Tuna Cucumber Sushi Bowl
A simple tuna cucumber sushi bowl with rice, crunchy veg, and a quick soy-sesame drizzle—fast, filling, and easy to prep.

Ingredients
Instructions
- 1Cook rice if needed and let it cool slightly.
- 2In a bowl, mix tuna with yogurt (or mayo), soy sauce, rice vinegar, and sesame oil.
- 3Add rice to serving bowls and top with the tuna mixture.
- 4Arrange cucumber and avocado on top, then add nori if using.
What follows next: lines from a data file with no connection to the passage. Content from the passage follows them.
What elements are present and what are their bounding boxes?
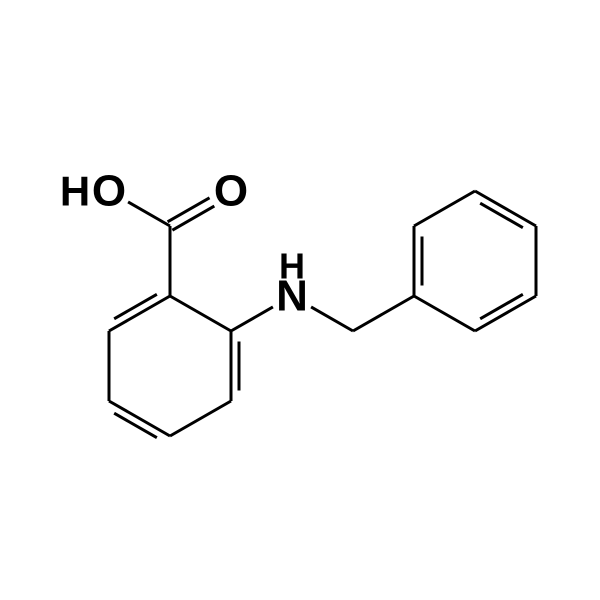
atom-label: O [214, 167, 248, 216]
atom-label: O [92, 167, 126, 216]
atom-label: H [60, 168, 90, 215]
molecule-diagram: HOOHN [0, 0, 600, 600]
atom-label: N [276, 272, 308, 321]
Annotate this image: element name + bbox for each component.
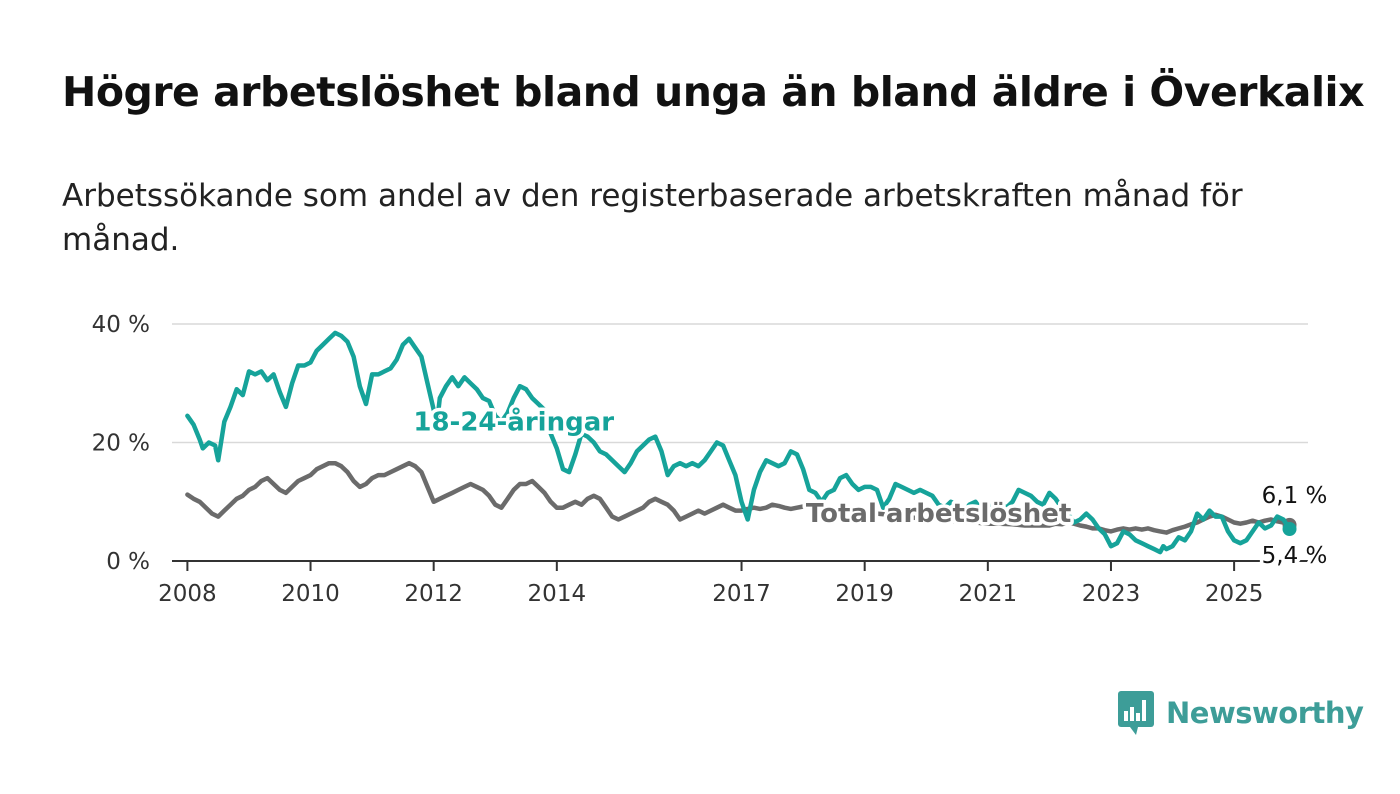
x-tick-label: 2017: [712, 581, 771, 607]
x-tick-label: 2025: [1205, 581, 1264, 607]
chart-series: [185, 330, 1297, 555]
brand-logo: Newsworthy: [1118, 690, 1364, 736]
x-tick-label: 2019: [835, 581, 894, 607]
y-tick-label: 40 %: [92, 312, 150, 338]
x-tick-label: 2023: [1082, 581, 1141, 607]
chart-title: Högre arbetslöshet bland unga än bland ä…: [62, 68, 1365, 116]
x-tick-label: 2021: [959, 581, 1018, 607]
x-tick-label: 2014: [528, 581, 587, 607]
brand-name: Newsworthy: [1166, 696, 1364, 730]
chart-subtitle: Arbetssökande som andel av den registerb…: [62, 178, 1243, 258]
series-line: [185, 460, 1292, 535]
chart-gridlines: [172, 323, 1308, 444]
x-axis: 2008 2010 2012 2014 2017 2019 2021 2023 2025: [158, 560, 1308, 607]
series-end-point: [1282, 522, 1297, 537]
y-tick-label: 20 %: [92, 431, 150, 457]
x-tick-label: 2008: [158, 581, 217, 607]
y-axis: 0 % 20 % 40 %: [92, 312, 150, 575]
series-label: 18-24-åringar: [413, 406, 614, 438]
series-label: Total arbetslöshet: [806, 499, 1071, 529]
x-tick-label: 2010: [281, 581, 340, 607]
x-tick-label: 2012: [404, 581, 463, 607]
chart-annotations: 18-24-åringar Total arbetslöshet 6,1 % 5,4 …: [410, 402, 1331, 572]
series-line: [185, 330, 1292, 555]
y-tick-label: 0 %: [106, 549, 150, 575]
bar-chart-speech-bubble-icon: [1118, 691, 1154, 735]
end-value-label: 6,1 %: [1262, 483, 1328, 509]
end-value-label: 5,4 %: [1262, 543, 1328, 569]
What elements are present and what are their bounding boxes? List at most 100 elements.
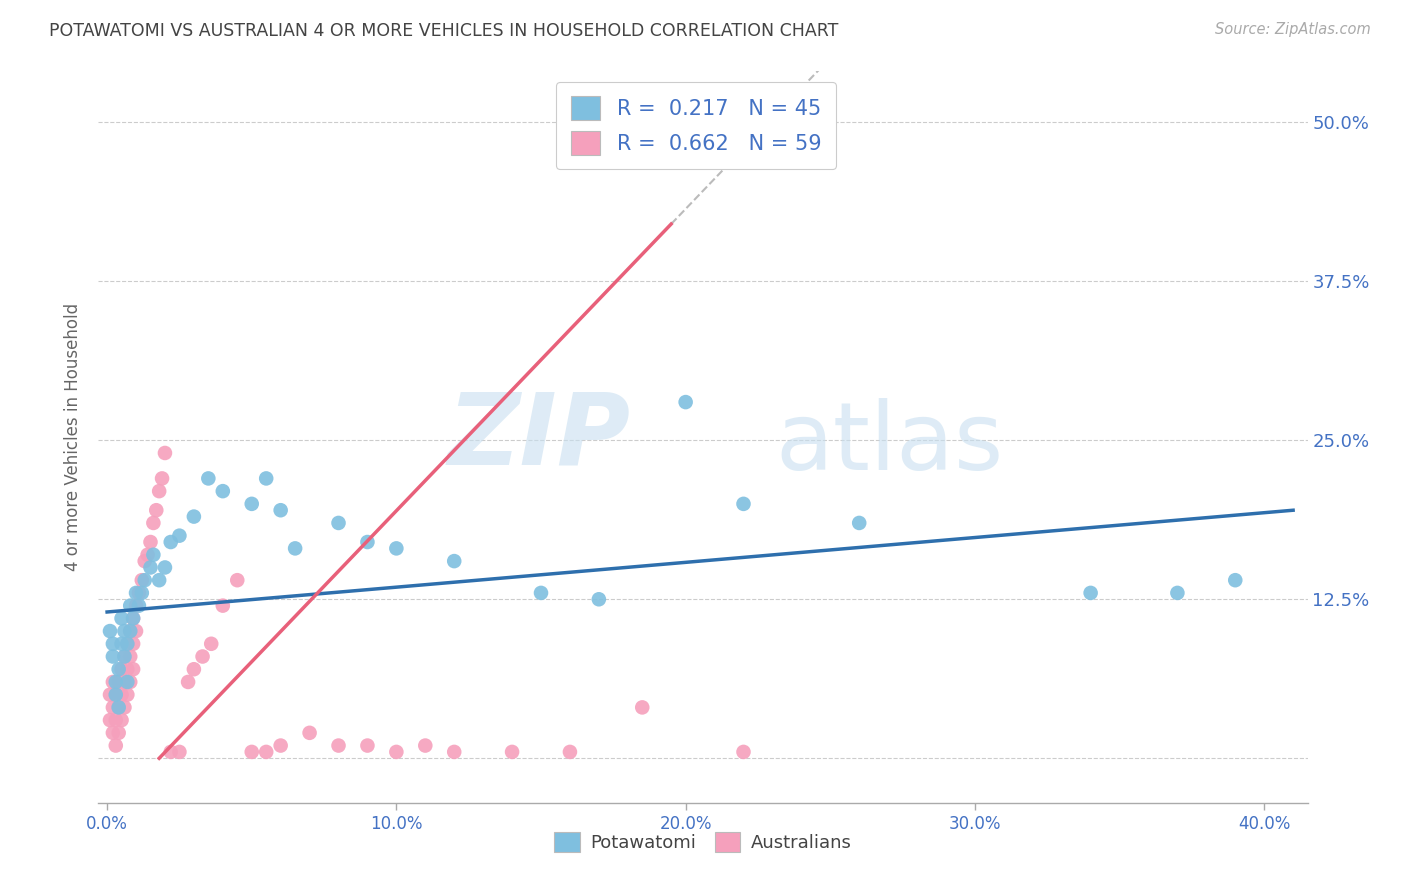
Point — [107, 662, 129, 676]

- 5Finish with sesame seeds and scallions. Add a squeeze of lemon or lime and chili sauce if desired.
Allergen Warning
Contains: Fish, Soy, Sesame
Health Benefits
- •High-protein meal that helps keep you full between meals
- •Cucumber adds hydration and crunch with very few calories
- •Seaweed (nori) provides trace minerals and that classic sushi flavor
- •Balanced carbs and protein make it a solid post-work or busy-day lunch option
- •Easy to customize with extra veggies or fermented toppings like kimchi
Tips
Use leftover rice to make this even faster. For best texture, keep cucumber and nori separate until serving. If you prefer a lighter sauce, use more rice vinegar and less soy sauce, or swap yogurt for a splash of sesame dressing.
Variations
Swap tuna for salmon, sardines, or shredded chicken. Use cauliflower rice or quinoa instead of rice. Add edamame, shredded carrots, or radish for more crunch. Make it spicy with sriracha or chili crisp.
Helpful Resources
If you want a quick lunch that feels like sushi without the rolling skills, this tuna cucumber sushi bowl is the move. It’s a simple mix-and-match bowl: warm rice, chilled cucumber, a punchy soy-sesame drizzle, and a protein boost from canned tuna. It’s easy to customize, easy to prep ahead, and easy to love—especially on days when “cooking” means assembling.
How to make a tuna cucumber sushi bowl
Start with rice. Freshly cooked works, but leftover rice is even better for quick meals. While it cools slightly, flake the tuna and mix it with a little yogurt (or mayo), soy sauce, and rice vinegar to get that creamy-salty balance. Slice cucumber thin for maximum crunch, then add your extras: avocado for creaminess, nori for that ocean-sushi vibe, and scallions for freshness. Finish with toasted sesame seeds and a squeeze of lemon or lime to brighten everything up.
Simple upgrades that boost flavor
Keep it minimal, or add one “hero” topping and call it a day. A teaspoon of sriracha or chili crisp brings heat. Pickled ginger adds zing. A small spoon of kimchi adds tang and texture. If you’re watching sodium, dilute the soy sauce with a splash of water and more vinegar—same flavor, gentler punch.
Meal prep and serving tips
For the best texture, store the components separately: rice in one container, tuna mixture in another, and cucumber/nori in a third. Assemble right before eating so the cucumber stays crisp and the nori doesn’t go soggy. This recipe is also flexible: swap rice for cauliflower rice, use salmon or sardines instead of tuna, or add edamame for extra plant protein.
In short: it’s fast, it’s satisfying, and it’s exactly the kind of low-effort bowl you can repeat all week without getting bored of it. Your future self will thank you.